Nichiren had his own rhetorical purposes and worldview, but I think we need to step back and not take the sūtras passages so literally to see if we can find a meaning that speaks to us today. I think if the Dharma really is “the way things are” then to uphold the Dharma is to uphold the truth, to face facts squarely, to see the interdependent nature of the world, to be responsible for one’s acts and the consequences thereof, and to be compassionately motivated by the view of interdependence and the selfless nature of things as they really are. To behave dishonestly, irresponsibly, callously and blindly would be to invite disaster – to turn our world upside down in a manner of speaking. If those who govern a nation act like this – the consequences will be enormous and far-reaching. Many nations and societies have indeed toppled because of irresponsible rulers and a compliant populace. Nazi Germany, Imperial Japan, Fascist Italy, Cambodia under the Khmer Rouge, and others have all come to ruin. Their fate included an impact on the natural world as well. And how many deaths have been caused by famine and earthquakes and flooding because the government mismanaged resources, or refused to uphold certain building codes or maintain a proper infrastructure and emergency system? Human decisions can indeed lead to the exacerbation of natural disasters, and can sometimes cause them in the first place. I would not argue that failing to be a Buddhist will cause an earthquake, but I would say failing to live in accord with what we Buddhists call the Dharma leads to personal and even national or even worldwide disaster in the long run. In this sense, I think the sūtra passages and Nichiren’s conclusions based on them can be taken seriously.

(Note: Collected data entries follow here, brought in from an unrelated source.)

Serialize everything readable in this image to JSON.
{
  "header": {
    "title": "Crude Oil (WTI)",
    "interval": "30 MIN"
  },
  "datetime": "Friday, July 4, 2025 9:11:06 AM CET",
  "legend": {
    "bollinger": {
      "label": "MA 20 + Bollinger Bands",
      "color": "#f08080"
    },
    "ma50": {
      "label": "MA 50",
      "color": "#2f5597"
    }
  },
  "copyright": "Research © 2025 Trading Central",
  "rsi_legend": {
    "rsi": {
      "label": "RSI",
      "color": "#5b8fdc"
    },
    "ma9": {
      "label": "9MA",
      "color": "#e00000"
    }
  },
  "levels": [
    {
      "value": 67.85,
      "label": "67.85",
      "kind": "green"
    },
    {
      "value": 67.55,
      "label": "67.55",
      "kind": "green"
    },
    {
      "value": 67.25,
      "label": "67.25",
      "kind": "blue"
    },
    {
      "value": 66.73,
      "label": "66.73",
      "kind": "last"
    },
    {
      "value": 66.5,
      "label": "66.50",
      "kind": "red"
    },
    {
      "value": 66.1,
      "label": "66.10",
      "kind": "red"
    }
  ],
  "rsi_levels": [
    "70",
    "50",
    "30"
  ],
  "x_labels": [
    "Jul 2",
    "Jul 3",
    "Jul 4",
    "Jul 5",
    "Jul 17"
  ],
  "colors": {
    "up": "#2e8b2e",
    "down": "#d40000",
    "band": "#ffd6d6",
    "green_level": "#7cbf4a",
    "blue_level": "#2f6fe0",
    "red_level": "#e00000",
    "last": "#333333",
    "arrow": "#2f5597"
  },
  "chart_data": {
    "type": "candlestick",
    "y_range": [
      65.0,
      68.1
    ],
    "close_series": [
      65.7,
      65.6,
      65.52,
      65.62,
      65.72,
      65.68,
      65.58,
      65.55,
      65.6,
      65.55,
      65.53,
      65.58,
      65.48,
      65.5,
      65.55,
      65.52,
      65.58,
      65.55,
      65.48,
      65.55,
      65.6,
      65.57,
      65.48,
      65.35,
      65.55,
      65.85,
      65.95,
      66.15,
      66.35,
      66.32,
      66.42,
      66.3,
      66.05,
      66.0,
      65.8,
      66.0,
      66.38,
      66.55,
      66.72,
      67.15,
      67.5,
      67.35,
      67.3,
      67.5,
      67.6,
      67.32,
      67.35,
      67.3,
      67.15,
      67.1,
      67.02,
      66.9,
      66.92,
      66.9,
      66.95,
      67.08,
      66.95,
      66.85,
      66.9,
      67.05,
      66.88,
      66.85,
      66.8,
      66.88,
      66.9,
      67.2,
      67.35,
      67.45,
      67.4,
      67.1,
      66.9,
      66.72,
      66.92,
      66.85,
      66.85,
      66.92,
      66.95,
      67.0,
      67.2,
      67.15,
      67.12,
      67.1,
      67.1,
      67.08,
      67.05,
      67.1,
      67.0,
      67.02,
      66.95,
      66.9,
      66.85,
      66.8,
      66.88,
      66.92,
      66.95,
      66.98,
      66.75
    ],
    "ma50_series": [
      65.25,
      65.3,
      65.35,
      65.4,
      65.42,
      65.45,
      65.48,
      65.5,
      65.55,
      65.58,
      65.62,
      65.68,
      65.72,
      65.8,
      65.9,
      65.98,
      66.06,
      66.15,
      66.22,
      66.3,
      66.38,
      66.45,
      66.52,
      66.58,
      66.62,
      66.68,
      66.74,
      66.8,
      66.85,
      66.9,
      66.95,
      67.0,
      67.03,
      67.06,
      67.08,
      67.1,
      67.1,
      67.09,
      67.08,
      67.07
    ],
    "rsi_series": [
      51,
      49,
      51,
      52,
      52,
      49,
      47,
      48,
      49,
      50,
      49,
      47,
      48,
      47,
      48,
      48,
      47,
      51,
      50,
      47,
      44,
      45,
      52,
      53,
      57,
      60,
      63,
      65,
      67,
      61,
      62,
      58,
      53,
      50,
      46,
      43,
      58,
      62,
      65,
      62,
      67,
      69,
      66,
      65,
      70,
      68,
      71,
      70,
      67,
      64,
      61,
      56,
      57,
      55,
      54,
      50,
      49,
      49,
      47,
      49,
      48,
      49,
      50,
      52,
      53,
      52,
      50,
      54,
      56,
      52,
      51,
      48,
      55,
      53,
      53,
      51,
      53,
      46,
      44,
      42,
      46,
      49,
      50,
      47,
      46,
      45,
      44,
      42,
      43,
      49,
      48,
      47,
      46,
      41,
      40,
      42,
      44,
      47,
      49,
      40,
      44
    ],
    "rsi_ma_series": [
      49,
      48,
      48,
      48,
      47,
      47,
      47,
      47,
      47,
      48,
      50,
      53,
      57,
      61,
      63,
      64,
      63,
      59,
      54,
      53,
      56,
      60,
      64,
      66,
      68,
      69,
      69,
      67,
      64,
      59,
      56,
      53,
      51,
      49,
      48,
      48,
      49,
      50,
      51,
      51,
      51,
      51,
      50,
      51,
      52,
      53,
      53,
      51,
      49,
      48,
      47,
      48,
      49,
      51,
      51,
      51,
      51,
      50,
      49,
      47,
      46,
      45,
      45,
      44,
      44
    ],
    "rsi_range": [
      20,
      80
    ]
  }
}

What about the argument that ominous signs and disasters are omens signaling the appearance of the bodhisattvas from underground, who are to fulfill their mission to uphold and propagate the Lotus Sūtra? I think we can take this to mean that trying times are the very times when we all will be called upon to support one another and to think more deeply about our lives and their meaning or lack of meaning. The “bodhisattvas springing up from underground” are the bodhisattvas or compassionate beings of this world. They are no one but us. It is we who must step up and meet the challenge of natural and man-made disasters. It is we who must have the foresight to prevent disasters, mitigate those that are perhaps unavoidable or unpredictable, and cope with them heroically and with compassion and fortitude. Every disaster or potential disaster is indeed a sign or call for us to be those bodhisattvas and to live the spirit of devotion to the Wonderful Dharma. That is how I at least choose to understand Nichiren’s insistence that disasters are omens of the appearance of the bodhisattvas from underground.


Gosho Translation Committee, editor-translator. The Writings of Nichiren Daishonin. Tokyo: Soka Gakkai, 1999.

Hori, Kyotsu, comp. Writings of Nichiren Shonin: Doctrine Volume 2. Tokyo: Nichiren Shu Overseas Propagation Promotion Association, 2002.

Murano, Senchu, trans. Two Nichiren Texts. Berkeley: Numata Center for Buddhist Translation and Research, 2003.